Implementation of the voted perceptron as detailed by Yoav Freund and Robert E. Schapire in "Large Margin Classification Using the Perceptron Algorithm" (1999).
In summary...
The general concept is simiilar to a boosting algorithm. The algorithm is the same as a regular perceptron algorithm, but instead of overwriting the previous weight vector, the algorithm stores each update of the weight vector in an array, repeating this for T epochs (T is a hyper-parameter found through validation testing by splitting up the training set data). Each perceptron weight vector has its own weight attached to it, determined by its lifetime; Models that last longer without misclassification have heavier weights, and vice versa. Then, the weighted sum of each model's prediction on a test point is thresholded by sign()
for a final prediction.
main()
produces and evaluates the voted perceptron model's performance on training sets of various sizes. The training sets are generated by test_file_creator.py
which is available for modification (main()

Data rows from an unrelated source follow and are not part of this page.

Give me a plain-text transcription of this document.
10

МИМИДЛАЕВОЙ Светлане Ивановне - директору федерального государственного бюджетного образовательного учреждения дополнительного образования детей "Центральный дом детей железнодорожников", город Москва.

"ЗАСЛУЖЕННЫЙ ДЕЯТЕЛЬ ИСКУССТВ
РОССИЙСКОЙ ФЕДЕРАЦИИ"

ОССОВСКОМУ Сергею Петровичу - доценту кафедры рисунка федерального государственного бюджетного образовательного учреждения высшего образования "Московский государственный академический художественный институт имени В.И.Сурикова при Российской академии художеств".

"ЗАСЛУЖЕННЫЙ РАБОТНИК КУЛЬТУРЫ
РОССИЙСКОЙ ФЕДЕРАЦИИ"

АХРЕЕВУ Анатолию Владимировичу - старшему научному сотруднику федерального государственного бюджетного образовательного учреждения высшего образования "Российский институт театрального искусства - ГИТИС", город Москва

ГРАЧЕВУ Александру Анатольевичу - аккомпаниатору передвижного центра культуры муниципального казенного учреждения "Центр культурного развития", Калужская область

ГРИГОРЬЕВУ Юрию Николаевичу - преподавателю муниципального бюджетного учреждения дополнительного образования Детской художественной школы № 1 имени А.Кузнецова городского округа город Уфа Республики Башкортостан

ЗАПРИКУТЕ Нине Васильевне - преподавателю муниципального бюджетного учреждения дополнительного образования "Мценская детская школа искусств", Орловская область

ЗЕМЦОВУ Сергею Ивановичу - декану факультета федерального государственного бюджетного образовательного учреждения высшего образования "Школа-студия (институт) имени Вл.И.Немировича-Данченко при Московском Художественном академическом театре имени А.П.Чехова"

may also need filepath modifications if so).
Training files Xtrain.csv
and Ytrain.cs
. Rows in Xtrain.csv
represent a point in vector form, columns represent feature dimensions. Each row in Ytrain.csv
holds the ground truth label for each corresponding point in Xtrain.csv
(either 0 or 1).
Note: While the labels in Ytrain.csv
are 0 and 1, they are converted to -1 and 1 in training to follow the implementation by Freund and Schapire. The output goes back to 0 and 1. Future Ytrain.csv
files can be use -1 and 1 without changing the code (though you may want to comment out the label conversion for marginal performance gains, especially with larger datasets). Test sets not included, but must follow the same format as the training files.
This is a folder holding a collection of the test data sets produced by test_file_creator.py
when called in the main()
function of run.py
. It includes the test sets and the predictions.
Creates training sets using 5%, 10%, 20%, 50%, and 100% of the first 90% of the original training set, and uses the last 10% of the training data as a test set for local evaluation.